Un fiume di «Energia rinnovabile»
RIVAROLO. "Energia rinnovabile". E' lo slogan che caratterizzerà la campagna elettorale di Fabrizio Bertot. Una furbata, in puro stile "Riparolium". Spiazzante, per certi versi. Per chiunque. Dà l'idea di chi viaggia col turbo ma ha già un'alternativa. Che lo farà andare anche più forte. Perché ci sono l'entusiasmo, le capacità e soprattutto le idee.
E prim'ancora d'avere la conferma dell'election day (si va alle urne domenica 13 aprile), il sindaco aveva già deciso di uscire allo scoperto fissando la data in cui avrebbe incontrato la stampa. Avverrà oggi, lunedì 11 febbraio, a mezzogiorno, a Palazzo Lomellini. L'incontro, per la verità, servirà anche per fare il punto sull'attività amministrativa, ma è palese che saranno proprio le elezioni l'argomento principale. Bertot ha pronti simbolo e nome della lista, che saranno leggermente diversi da quelli che utilizzò nel 2003. Dello slogan, un'anticipazione assoluta, abbiamo detto. Campeggerà ovunque, perché il messaggio "deve passare". E conoscendo Rivarolo, non farà troppa fatica.
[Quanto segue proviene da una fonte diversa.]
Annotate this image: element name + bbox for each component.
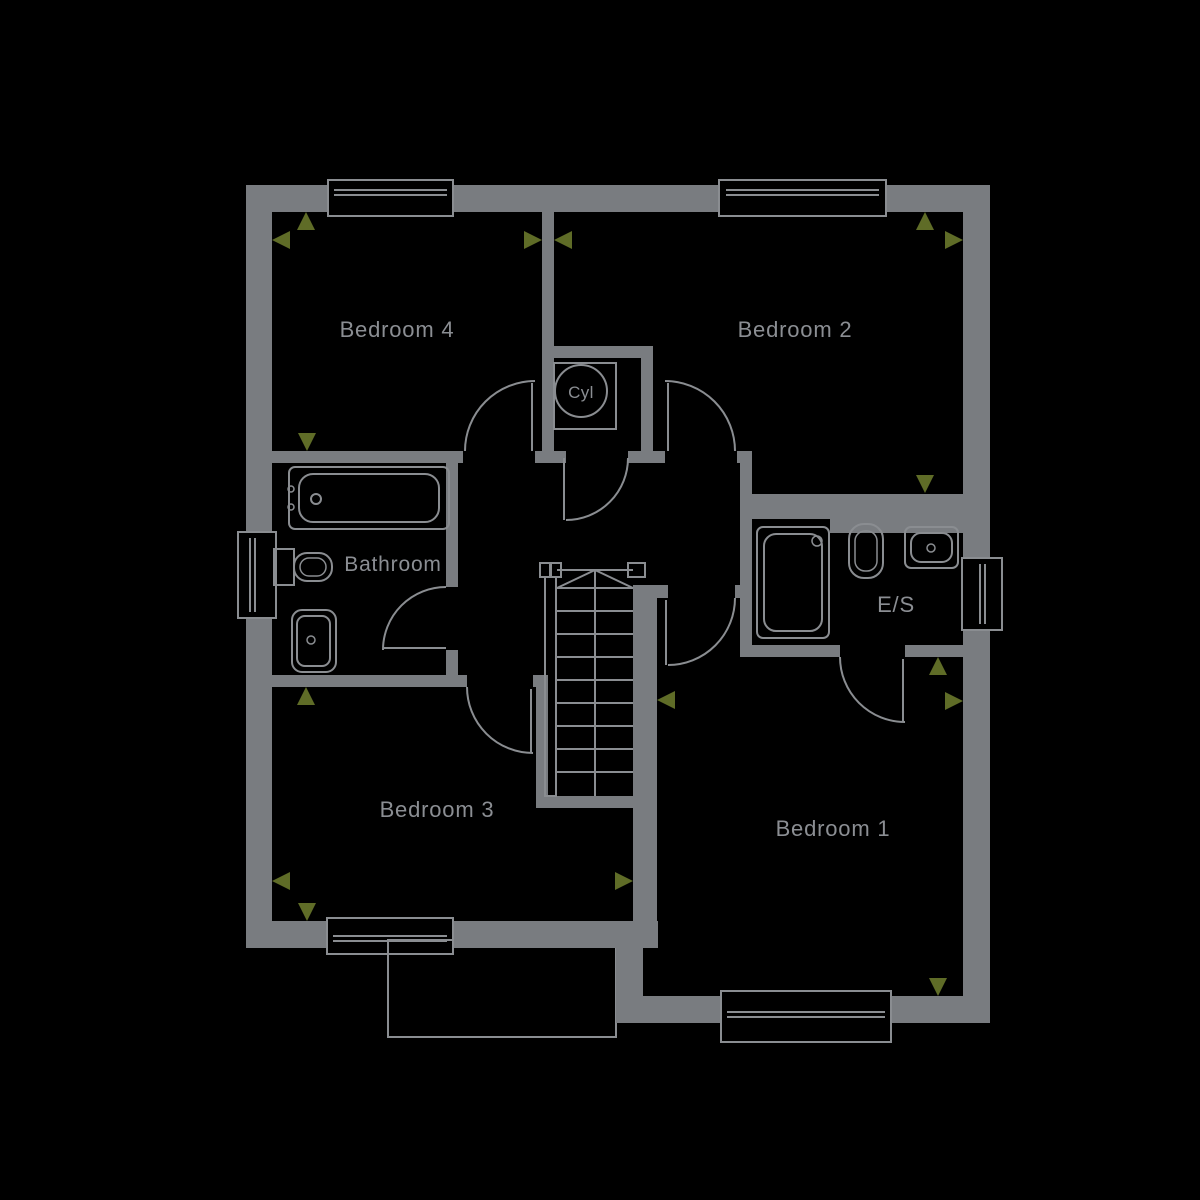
floor-plan-page: Cyl Bedroom 4 Bedroom 2 Bathroom E/S Bed…: [0, 0, 1200, 1200]
bedroom3-arrow-down-icon: [298, 903, 316, 921]
bedroom1-arrow-left-icon: [657, 691, 675, 709]
wall-cyl-right: [641, 346, 653, 463]
wall-bottom-left-1: [246, 921, 327, 948]
stair-newel-post: [540, 563, 550, 577]
bedroom2-arrow-right-icon: [945, 231, 963, 249]
wall-right-2: [963, 630, 990, 1023]
wall-step: [616, 948, 643, 1023]
wall-ensuite-left: [740, 451, 752, 657]
bedroom4-door: [465, 381, 535, 451]
bedroom3-door: [467, 687, 533, 753]
wall-bottom-right-1: [643, 996, 721, 1023]
bedroom4-arrow-left-icon: [272, 231, 290, 249]
bedroom4-arrow-up-icon: [297, 212, 315, 230]
bedroom3-window: [327, 918, 453, 954]
wall-top-1: [246, 185, 328, 212]
bedroom2-arrow-up-icon: [916, 212, 934, 230]
bedroom2-window: [719, 180, 886, 216]
wall-right-1: [963, 212, 990, 558]
wall-bed4-bottom: [272, 451, 463, 463]
wall-top-3: [886, 185, 990, 212]
wall-ensuite-bottom-2: [905, 645, 963, 657]
wall-left-1: [246, 212, 272, 532]
stair-treads: [557, 570, 633, 796]
bathroom-wc: [274, 549, 332, 585]
bedroom1-arrow-up-icon: [929, 657, 947, 675]
bedroom1-door: [666, 598, 735, 665]
wall-bed2-bottom: [752, 494, 963, 519]
bedroom3-arrow-left-icon: [272, 872, 290, 890]
wall-top-2: [453, 185, 719, 212]
bedroom4-label: Bedroom 4: [340, 317, 455, 342]
cylinder-cupboard-door: [564, 458, 628, 520]
ensuite-window: [962, 558, 1002, 630]
wall-left-2: [246, 618, 272, 948]
bedroom3-arrow-right-icon: [615, 872, 633, 890]
wall-bed4-hinge: [535, 451, 554, 463]
wall-bed4-bed2: [542, 212, 554, 463]
bedroom1-arrow-down-icon: [929, 978, 947, 996]
bathroom-door: [383, 587, 446, 650]
bedroom4-arrow-down-icon: [298, 433, 316, 451]
wall-stair-left: [536, 675, 548, 808]
bedroom4-arrow-right-icon: [524, 231, 542, 249]
bath: [288, 467, 449, 529]
wall-cyl-bottom-right: [628, 451, 665, 463]
bathroom-window: [238, 532, 276, 618]
wall-bed1-hinge: [735, 585, 752, 598]
bedroom1-window: [721, 991, 891, 1042]
ensuite-label: E/S: [877, 592, 915, 617]
bedroom2-arrow-left-icon: [554, 231, 572, 249]
bedroom4-window: [328, 180, 453, 216]
wall-bed3-top-1: [272, 675, 467, 687]
bathroom-label: Bathroom: [344, 553, 441, 576]
bath-tap-icon: [311, 494, 321, 504]
floor-plan: Cyl Bedroom 4 Bedroom 2 Bathroom E/S Bed…: [0, 0, 1200, 1200]
shower: [757, 527, 829, 638]
ensuite-fixtures: [757, 524, 958, 638]
wall-ensuite-bottom-1: [752, 645, 840, 657]
wall-bottom-left-2: [453, 921, 658, 948]
cylinder-label: Cyl: [568, 383, 594, 402]
wall-bed1-stub: [657, 585, 668, 598]
wall-stair-bottom: [536, 796, 648, 808]
ensuite-basin: [905, 527, 958, 568]
basin-drain-icon: [307, 636, 315, 644]
basin-drain-icon: [927, 544, 935, 552]
ensuite-door: [840, 657, 905, 722]
wall-cyl-top: [542, 346, 653, 358]
bathroom-basin: [292, 610, 336, 672]
bedroom1-arrow-right-icon: [945, 692, 963, 710]
bedroom2-arrow-down-icon: [916, 475, 934, 493]
wall-bed3-bed1: [633, 585, 657, 948]
cylinder-tank: Cyl: [554, 363, 616, 429]
staircase: [540, 563, 645, 796]
bedroom3-arrow-up-icon: [297, 687, 315, 705]
bedroom2-door: [665, 381, 735, 451]
bedroom2-label: Bedroom 2: [738, 317, 853, 342]
bedroom3-label: Bedroom 3: [380, 797, 495, 822]
wall-bottom-right-2: [891, 996, 990, 1023]
bedroom1-label: Bedroom 1: [776, 816, 891, 841]
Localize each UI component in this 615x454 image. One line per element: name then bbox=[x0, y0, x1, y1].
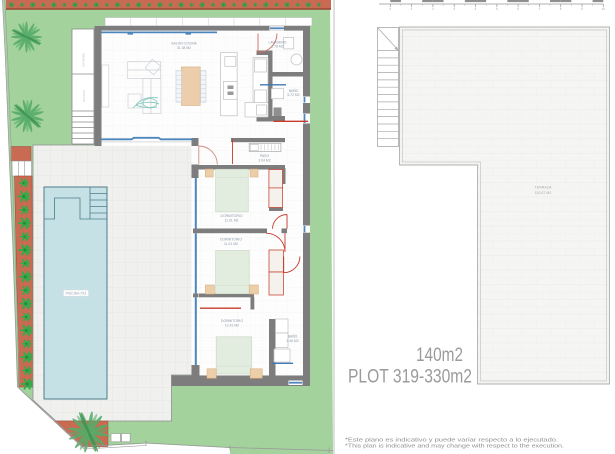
svg-text:DORMITORIO: DORMITORIO bbox=[221, 319, 243, 323]
svg-text:DORMITORIO: DORMITORIO bbox=[221, 214, 243, 218]
svg-text:3.46 M2: 3.46 M2 bbox=[286, 339, 298, 343]
svg-text:11.01 M2: 11.01 M2 bbox=[224, 242, 238, 246]
svg-text:TERRAZA: TERRAZA bbox=[535, 186, 552, 190]
svg-text:31.38 M2: 31.38 M2 bbox=[177, 46, 191, 50]
svg-text:2.78 M2: 2.78 M2 bbox=[271, 45, 283, 49]
svg-text:ACCESO: ACCESO bbox=[82, 89, 86, 102]
svg-text:SALON COCINA: SALON COCINA bbox=[171, 42, 197, 46]
svg-text:110.07 M2: 110.07 M2 bbox=[535, 191, 552, 195]
svg-text:3.04 M2: 3.04 M2 bbox=[258, 158, 270, 162]
svg-text:5.72 M2: 5.72 M2 bbox=[287, 93, 299, 97]
svg-text:BAÑO: BAÑO bbox=[288, 334, 298, 339]
svg-text:PLOT 319-330m2: PLOT 319-330m2 bbox=[348, 366, 472, 388]
svg-text:ENTRADA: ENTRADA bbox=[82, 53, 86, 66]
svg-text:DORMITORIO: DORMITORIO bbox=[220, 238, 242, 242]
svg-text:PISCINA 7X3: PISCINA 7X3 bbox=[66, 292, 86, 296]
svg-text:11.01 M2: 11.01 M2 bbox=[225, 219, 239, 223]
svg-text:12.41 M2: 12.41 M2 bbox=[225, 324, 239, 328]
svg-text:*This plan is indicative and m: *This plan is indicative and may change … bbox=[345, 444, 565, 450]
svg-text:10: 10 bbox=[602, 7, 606, 11]
svg-text:140m2: 140m2 bbox=[416, 344, 463, 366]
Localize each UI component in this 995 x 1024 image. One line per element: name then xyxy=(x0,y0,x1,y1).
Oggi è anche il momento in cui dovrebbero essere sciolte le ultime riserve sui nomi. Bertot ha già la lista in tasca, ma con ogni probabilità dirà che non l'ha chiusa. Vediamo comunque i sicuri. Della formazione uscente saranno ancora ai nastri di partenza il presidente del consiglio comunale, Franco Papotti, il vicesindaco Renato Navone, gli assessori Aldo Raimondo, Piergiulio Francisco, Martino Zucco Chinà, Vitaliano De Gregorio e i consiglieri Piera Conta Canova, Carmine Donnarumma, Massimo Manavello, Doriano Paglia, Sabrina Parenti e Flavio Vacca. Tra le new entry c'è qualcuno che non è proprio di primo pelo: Diego Cavaletto, per esempio, ha ricoperto il ruolo di assessore alla viabilità ed alla protezione civile nel breve esecutivo targato Carlo Bollero; Orlando Todaro, coordinatore di Forza Italia, è stato titolare della delega alla comunicazione con lo stesso Bollero primo cittadino; ma, soprattutto, Beppe Chiarello, candidato a sindaco nel 1998 in un una formazione che annoverava tra gli aspiranti consiglieri proprio Bertot, cinque anni all'opposizione, poi una breve parentesi in maggioranza con Bollero in qualità di assessore ai lavori pubblici (incarico ricoperto fino al ribaltone del Consiglio di Stato) e oggi ancora sui banchi dell'opposizione nel gruppo "Vivi Rivarolo". Si può dire, dunque, che Bertot abbia "saccheggiato" la lista del rivale Bollero portando dalla sua due che in quella giunta contavano (Cavaletto e Chiarello), nonché il leader locale degli azzurri (Todaro) che nel 2003 lavorò perchè il simbolo di Forza Italia comparisse sulla lista di Bollero. E non è finita. "Vivi Rivarolo" espresse in consiglio anche un esponente della Lega, Willy Bollero, mentre ora il Carroccio starebbe per chiudere con Bertot (il candidato c'è: il segretario Claudio Leone) tanto da far dire che "Riparolium", pur rimanendo una lista civica, sarà, se non proprio espressione della Casa delle Libertà, almeno una comoda sistemazione per chi si riconosce nel centrodestra. Con la Lega si è alla stretta finale. Oggi, il segretario provinciale Walter Togni vedrà il sindaco e farà le sue, di proposte. Se l'ipotesi Leone dovesse saltare, sarebbe pronta un'alternativa. Il Carroccio ha bisogno di visibilità a Palazzo Lomellini e in un modo o nell'altro qualcuno verrà imbarcato con Bertot e si lavorerà duro per farlo uscire. Altri nomi dati per sicuri in lista sono Barbara Arondello e Andrea Ricca. Mancherebbero due posti due, alla fine. Oggi, sapremo. (m.mi.)